What all of this means for Barr's future is not clear. If Trump loses the election, as the poll now shows, speculation about that future could prove insignificant. Others, however, seek to please the president in the final days of his presidency or the beginning of an unlikely return to the battle against trim.
Among the Trump criticized in an interview with Fox Business was Secretary of State Mike Pompeo, another staunch ally of Trump. Trump was upset that Pompeo had failed to publish 33,000 emails from Hillary Clinton's time as State Department head. She left the cabinet to run for the presidency and was partially reversed by an investigation into her use of a personal email account while serving as the country's top diplomat.

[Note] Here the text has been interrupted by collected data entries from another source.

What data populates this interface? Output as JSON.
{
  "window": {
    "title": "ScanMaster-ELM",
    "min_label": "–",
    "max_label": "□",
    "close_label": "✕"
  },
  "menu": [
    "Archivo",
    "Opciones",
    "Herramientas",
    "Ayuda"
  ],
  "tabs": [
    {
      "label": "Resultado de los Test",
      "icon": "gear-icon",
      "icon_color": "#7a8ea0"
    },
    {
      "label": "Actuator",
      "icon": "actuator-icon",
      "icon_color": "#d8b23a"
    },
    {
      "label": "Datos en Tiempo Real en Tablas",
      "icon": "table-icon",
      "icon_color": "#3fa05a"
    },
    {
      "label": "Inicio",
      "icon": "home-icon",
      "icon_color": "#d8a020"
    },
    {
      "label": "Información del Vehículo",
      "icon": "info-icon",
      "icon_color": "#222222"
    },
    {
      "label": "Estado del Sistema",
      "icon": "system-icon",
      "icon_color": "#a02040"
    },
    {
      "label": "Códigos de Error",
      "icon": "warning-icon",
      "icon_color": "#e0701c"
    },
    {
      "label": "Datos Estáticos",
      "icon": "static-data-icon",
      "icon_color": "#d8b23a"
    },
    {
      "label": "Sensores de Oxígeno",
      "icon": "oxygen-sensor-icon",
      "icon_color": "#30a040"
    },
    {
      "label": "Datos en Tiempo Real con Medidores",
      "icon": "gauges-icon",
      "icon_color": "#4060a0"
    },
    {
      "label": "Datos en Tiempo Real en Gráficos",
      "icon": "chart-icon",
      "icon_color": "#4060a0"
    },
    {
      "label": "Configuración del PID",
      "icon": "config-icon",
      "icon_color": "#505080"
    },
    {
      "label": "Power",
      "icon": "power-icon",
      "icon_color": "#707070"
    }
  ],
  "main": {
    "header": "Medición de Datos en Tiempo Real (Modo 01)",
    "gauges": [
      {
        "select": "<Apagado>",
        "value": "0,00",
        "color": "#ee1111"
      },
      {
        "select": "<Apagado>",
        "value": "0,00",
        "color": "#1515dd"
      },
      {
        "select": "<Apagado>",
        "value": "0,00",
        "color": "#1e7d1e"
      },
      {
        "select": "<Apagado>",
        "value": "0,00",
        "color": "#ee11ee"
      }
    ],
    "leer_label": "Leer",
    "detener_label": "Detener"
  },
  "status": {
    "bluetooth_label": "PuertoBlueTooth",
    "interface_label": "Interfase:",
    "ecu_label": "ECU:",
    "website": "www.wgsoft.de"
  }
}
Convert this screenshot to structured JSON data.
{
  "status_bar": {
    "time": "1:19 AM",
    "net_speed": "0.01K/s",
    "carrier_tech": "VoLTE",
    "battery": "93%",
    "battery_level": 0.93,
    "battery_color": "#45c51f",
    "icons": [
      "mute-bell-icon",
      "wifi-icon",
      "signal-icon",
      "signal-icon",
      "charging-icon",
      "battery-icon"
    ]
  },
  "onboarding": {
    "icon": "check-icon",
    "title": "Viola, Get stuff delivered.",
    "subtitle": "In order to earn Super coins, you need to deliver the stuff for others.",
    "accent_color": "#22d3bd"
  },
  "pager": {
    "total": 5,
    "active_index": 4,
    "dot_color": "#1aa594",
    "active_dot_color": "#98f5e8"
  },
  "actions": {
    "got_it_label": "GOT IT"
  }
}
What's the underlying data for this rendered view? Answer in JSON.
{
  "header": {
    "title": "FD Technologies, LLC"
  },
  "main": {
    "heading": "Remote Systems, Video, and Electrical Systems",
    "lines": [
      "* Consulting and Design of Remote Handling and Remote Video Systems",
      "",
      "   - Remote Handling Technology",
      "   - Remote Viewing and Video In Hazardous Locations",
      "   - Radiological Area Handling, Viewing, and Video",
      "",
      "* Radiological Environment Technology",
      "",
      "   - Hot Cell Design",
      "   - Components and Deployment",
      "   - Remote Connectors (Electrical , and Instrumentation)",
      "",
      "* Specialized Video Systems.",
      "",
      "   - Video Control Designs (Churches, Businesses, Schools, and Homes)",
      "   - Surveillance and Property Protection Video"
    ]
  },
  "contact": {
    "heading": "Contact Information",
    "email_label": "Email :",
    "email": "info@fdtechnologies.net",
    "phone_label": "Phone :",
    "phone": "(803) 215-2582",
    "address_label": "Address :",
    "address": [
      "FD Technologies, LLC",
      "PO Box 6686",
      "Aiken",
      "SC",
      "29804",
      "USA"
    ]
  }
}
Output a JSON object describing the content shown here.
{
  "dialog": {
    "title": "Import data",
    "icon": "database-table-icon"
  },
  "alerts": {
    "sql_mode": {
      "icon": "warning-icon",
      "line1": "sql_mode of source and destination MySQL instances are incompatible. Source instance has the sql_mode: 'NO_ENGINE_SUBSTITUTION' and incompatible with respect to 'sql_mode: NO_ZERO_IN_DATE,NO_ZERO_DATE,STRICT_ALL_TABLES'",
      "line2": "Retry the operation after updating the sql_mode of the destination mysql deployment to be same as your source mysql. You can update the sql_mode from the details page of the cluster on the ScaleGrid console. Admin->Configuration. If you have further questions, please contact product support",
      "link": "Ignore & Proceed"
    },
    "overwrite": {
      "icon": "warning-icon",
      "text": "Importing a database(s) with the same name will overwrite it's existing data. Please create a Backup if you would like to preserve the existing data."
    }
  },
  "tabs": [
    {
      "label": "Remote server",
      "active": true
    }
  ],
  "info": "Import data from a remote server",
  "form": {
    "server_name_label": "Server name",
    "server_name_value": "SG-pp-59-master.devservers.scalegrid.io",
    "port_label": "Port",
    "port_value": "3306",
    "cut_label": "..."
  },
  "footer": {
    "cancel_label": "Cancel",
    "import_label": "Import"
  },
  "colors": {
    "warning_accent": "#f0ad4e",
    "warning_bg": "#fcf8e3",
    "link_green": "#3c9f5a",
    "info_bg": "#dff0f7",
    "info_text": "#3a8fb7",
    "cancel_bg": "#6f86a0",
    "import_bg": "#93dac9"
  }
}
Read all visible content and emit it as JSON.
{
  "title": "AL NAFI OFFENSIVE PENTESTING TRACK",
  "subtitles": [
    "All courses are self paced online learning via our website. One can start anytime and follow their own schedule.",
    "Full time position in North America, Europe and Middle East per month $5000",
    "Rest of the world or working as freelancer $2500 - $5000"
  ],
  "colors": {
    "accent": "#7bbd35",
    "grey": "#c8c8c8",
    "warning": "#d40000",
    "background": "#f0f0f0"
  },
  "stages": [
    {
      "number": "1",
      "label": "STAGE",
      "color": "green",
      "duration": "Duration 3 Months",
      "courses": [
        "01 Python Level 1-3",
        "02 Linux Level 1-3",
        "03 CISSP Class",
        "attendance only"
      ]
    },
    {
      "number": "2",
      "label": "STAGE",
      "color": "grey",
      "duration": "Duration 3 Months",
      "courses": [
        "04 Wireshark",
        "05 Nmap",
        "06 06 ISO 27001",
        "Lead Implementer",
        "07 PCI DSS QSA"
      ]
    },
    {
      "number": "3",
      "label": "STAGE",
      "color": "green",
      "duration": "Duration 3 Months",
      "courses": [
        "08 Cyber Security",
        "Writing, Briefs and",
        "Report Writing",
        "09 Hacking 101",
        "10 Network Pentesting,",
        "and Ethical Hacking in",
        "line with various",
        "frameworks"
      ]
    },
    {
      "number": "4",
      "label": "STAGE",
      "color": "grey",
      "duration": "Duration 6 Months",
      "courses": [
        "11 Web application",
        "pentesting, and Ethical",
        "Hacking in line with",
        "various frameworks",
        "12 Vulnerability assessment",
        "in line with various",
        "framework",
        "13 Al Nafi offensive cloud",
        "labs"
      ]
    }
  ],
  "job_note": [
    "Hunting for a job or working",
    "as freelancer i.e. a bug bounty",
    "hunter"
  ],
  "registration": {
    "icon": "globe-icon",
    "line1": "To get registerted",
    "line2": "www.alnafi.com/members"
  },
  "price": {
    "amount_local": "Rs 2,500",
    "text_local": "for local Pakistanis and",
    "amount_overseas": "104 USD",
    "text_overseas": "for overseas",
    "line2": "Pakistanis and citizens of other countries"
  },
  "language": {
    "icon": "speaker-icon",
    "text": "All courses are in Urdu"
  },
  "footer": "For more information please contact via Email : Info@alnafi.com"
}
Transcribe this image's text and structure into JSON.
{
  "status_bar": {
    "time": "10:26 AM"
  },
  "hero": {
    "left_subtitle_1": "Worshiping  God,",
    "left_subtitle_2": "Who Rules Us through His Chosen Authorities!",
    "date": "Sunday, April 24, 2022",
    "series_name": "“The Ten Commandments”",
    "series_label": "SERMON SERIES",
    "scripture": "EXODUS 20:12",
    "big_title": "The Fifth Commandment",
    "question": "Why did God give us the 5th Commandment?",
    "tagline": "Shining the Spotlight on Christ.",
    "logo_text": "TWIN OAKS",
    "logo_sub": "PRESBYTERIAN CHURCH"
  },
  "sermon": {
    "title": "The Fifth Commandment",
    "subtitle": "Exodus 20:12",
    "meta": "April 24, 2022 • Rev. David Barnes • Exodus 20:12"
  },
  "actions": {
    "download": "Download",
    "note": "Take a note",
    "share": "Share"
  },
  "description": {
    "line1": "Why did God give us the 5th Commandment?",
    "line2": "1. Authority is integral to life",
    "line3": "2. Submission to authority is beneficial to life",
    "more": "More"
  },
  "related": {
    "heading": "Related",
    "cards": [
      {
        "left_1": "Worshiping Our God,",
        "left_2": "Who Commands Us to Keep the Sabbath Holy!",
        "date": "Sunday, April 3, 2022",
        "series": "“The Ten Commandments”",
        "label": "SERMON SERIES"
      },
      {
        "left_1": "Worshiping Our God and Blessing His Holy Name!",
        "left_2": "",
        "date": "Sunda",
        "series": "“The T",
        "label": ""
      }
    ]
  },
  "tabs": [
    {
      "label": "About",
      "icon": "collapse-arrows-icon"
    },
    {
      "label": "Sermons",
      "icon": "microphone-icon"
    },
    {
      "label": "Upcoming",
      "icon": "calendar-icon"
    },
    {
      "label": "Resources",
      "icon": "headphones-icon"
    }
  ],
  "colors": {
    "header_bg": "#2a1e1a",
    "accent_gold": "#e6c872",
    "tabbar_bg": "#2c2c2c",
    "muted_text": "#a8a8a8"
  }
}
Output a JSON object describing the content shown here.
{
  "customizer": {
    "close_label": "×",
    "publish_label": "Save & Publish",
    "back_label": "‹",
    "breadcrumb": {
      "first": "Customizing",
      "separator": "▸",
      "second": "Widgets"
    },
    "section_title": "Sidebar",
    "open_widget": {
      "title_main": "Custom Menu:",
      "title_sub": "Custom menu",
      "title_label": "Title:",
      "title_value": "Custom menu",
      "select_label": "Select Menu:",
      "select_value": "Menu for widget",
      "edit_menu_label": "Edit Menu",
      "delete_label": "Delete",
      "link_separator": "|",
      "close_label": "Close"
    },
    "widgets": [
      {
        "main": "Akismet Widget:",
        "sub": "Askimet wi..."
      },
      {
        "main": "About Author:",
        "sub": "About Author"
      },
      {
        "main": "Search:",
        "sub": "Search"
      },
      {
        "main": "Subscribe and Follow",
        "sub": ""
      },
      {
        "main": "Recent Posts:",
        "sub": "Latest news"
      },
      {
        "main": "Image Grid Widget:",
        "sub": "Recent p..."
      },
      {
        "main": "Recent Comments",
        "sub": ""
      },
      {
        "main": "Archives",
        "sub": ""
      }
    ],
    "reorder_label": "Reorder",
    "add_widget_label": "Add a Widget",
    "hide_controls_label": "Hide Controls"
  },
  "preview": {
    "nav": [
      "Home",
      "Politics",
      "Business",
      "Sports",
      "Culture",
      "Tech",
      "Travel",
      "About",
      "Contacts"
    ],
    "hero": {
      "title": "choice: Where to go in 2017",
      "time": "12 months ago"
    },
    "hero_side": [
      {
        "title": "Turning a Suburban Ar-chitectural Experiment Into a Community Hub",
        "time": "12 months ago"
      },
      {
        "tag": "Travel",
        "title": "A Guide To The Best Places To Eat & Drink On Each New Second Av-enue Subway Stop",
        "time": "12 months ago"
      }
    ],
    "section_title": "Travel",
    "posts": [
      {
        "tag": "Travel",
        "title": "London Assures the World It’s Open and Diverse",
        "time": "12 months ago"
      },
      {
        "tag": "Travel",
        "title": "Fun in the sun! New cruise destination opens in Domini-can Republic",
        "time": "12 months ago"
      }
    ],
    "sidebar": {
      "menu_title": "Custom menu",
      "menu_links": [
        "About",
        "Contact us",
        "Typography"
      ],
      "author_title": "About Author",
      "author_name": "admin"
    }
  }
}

Trump is now trying to re-solve the problem he believes could work against Biden. And so he complained to Bartiromo of Fox Business that more of those emails hadn't seen the light of day.
"You're at the State Department," said the President, "but Mike Pompeo can't get you out, which is actually very sad. I'm not happy with him for that reason. He couldn't get out - I'm getting dressed." I do not know why. They run the State Department and get them out. But they're in the State Department. "
The news was registered with Trump's loyal foreign minister. "We're getting them out," said Pompeo on Friday. "We're going to get all of this information out for the American people to see."